This is the catalogue of a loan exhibition mostly of material from England and mostly dating from English recusant Catholics' troubled times between the Henrican schism and the gradual restoration of their civil rights from the later eighteenth century onwards. The majority of the objects exhibited come from the stupendous collections of the Jesuit foundation in the Catholic heartlands of northwest England, Stonyhurst College in Lancashire.

Stonyhurst is an extraordinary treasury, one of the most distinctive and extraordinary museums in England. Its collections contain medieval manuscripts [End Page 964] and objects conserved by Recusant piety, but their overwhelming focus is Jesuit and internationalist, a baroque museum complemented by a superb anthropological collection encompassing the world. The Stonyhurst collection also contains Jesuit high art from the Spanish Netherlands, particularly a sequence of flower paintings by Seegers. Its highlight to many modern sensibilities is the set of vestments made by the recusant gentlewoman Helena Wyntour, a life's work and an act of devotion to the Society of Jesus and its saints and martyrs which has also a real claim to be considered the most significant work in the visual arts of any early-modern Englishwoman.

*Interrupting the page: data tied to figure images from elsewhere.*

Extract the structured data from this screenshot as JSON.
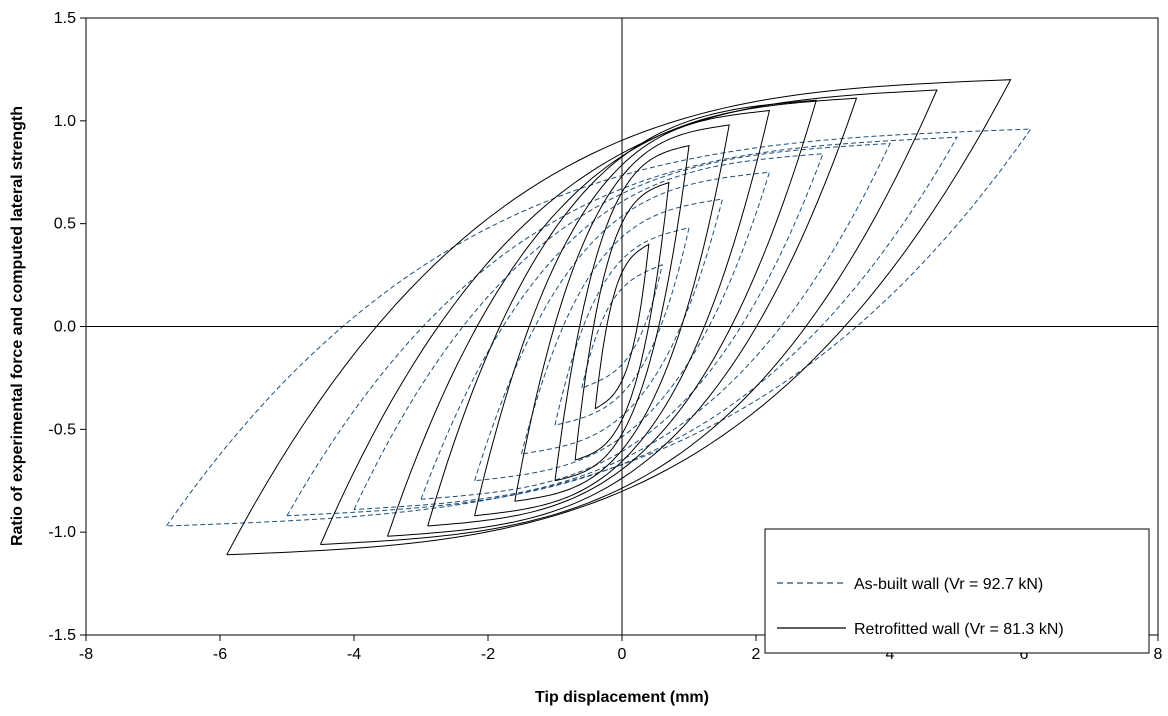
{
  "chart_data": {
    "type": "line",
    "title": "",
    "xlabel": "Tip displacement (mm)",
    "ylabel": "Ratio of experimental force and computed lateral strength",
    "xlim": [
      -8,
      8
    ],
    "ylim": [
      -1.5,
      1.5
    ],
    "x_ticks": [
      "-8",
      "-6",
      "-4",
      "-2",
      "0",
      "2",
      "4",
      "6",
      "8"
    ],
    "y_ticks": [
      "-1.5",
      "-1.0",
      "-0.5",
      "0.0",
      "0.5",
      "1.0",
      "1.5"
    ],
    "grid": false,
    "legend_position": "bottom-right",
    "series": [
      {
        "name": "As-built wall (Vr = 92.7 kN)",
        "style": "dashed",
        "color": "#1f4e79",
        "cycles": [
          {
            "x_max": 0.6,
            "y_max": 0.3,
            "x_min": -0.6,
            "y_min": -0.3
          },
          {
            "x_max": 1.0,
            "y_max": 0.48,
            "x_min": -1.0,
            "y_min": -0.48
          },
          {
            "x_max": 1.5,
            "y_max": 0.62,
            "x_min": -1.5,
            "y_min": -0.62
          },
          {
            "x_max": 2.2,
            "y_max": 0.75,
            "x_min": -2.2,
            "y_min": -0.75
          },
          {
            "x_max": 3.0,
            "y_max": 0.84,
            "x_min": -3.0,
            "y_min": -0.84
          },
          {
            "x_max": 4.0,
            "y_max": 0.89,
            "x_min": -4.0,
            "y_min": -0.89
          },
          {
            "x_max": 5.0,
            "y_max": 0.92,
            "x_min": -5.0,
            "y_min": -0.92
          },
          {
            "x_max": 6.1,
            "y_max": 0.96,
            "x_min": -6.8,
            "y_min": -0.97
          }
        ]
      },
      {
        "name": "Retrofitted wall (Vr = 81.3 kN)",
        "style": "solid",
        "color": "#000000",
        "cycles": [
          {
            "x_max": 0.4,
            "y_max": 0.4,
            "x_min": -0.4,
            "y_min": -0.4
          },
          {
            "x_max": 0.7,
            "y_max": 0.7,
            "x_min": -0.7,
            "y_min": -0.65
          },
          {
            "x_max": 1.0,
            "y_max": 0.88,
            "x_min": -1.0,
            "y_min": -0.75
          },
          {
            "x_max": 1.6,
            "y_max": 0.98,
            "x_min": -1.6,
            "y_min": -0.85
          },
          {
            "x_max": 2.2,
            "y_max": 1.05,
            "x_min": -2.2,
            "y_min": -0.92
          },
          {
            "x_max": 2.9,
            "y_max": 1.1,
            "x_min": -2.9,
            "y_min": -0.97
          },
          {
            "x_max": 3.5,
            "y_max": 1.11,
            "x_min": -3.5,
            "y_min": -1.02
          },
          {
            "x_max": 4.7,
            "y_max": 1.15,
            "x_min": -4.5,
            "y_min": -1.06
          },
          {
            "x_max": 5.8,
            "y_max": 1.2,
            "x_min": -5.9,
            "y_min": -1.11
          }
        ]
      }
    ]
  }
}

This catalogue illustrates altar plate, alabasters, textiles, and manuscripts mostly from the Stonyhurst collection, but drawing also on other museum collections in England and North America. The result is a fine and moving bringing-together of many objects and works of art which furnished the underground Catholicism of post-Reformation England. There is also a quantity of material on the specifically Catholic Gothic Revival in nineteenth-century church building and church furnishing. Certainly this particular assemblage of works of art has never been brought together before in so convenient a form for North American readers.

It must be said, however, that in many respects this catalogue represents a tragic missed opportunity. The work as a whole is confused and confusing: there are some essays of real scholarly value, particularly the contributions by A. I. Doyle, Janet Graffius, Robert Scully, S.J., and Rory O'Donnell. But these are almost overwhelmed by a welter of indifferent exposition which seems essentially aimed at an undergraduate audience with little or no knowledge of the matters under discussion. There is, however, a strong central thread to the collection although that very unifying thread seems puzzlingly anachronistic. The central focus on medieval survival and mediaeval revival is presented as un-contextualized as it might have been at the enthusiastic height of the nineteenth-century Catholic "second spring." While baroque works—Antwerp paintings from the Shireburn chapel, devotional prints, and objects from the Jesuit Colleges—are indeed present, the whole emphasis is medieval and medievalist. As such it cannot possibly represent the realities of that internationalist Counter-Reformation Catholicism within which the English Catholics perforce operated. (Scottish and Irish Catholics appear, for the purposes of this work, simply not to have existed.) The emphasis and omissions are inexplicable in the light of the burgeoning recent scholarship on Recusant Catholic culture and literature in Ireland, Britain, and Europe, a corpus of scholarly work of which this collection makes perversely infrequent use.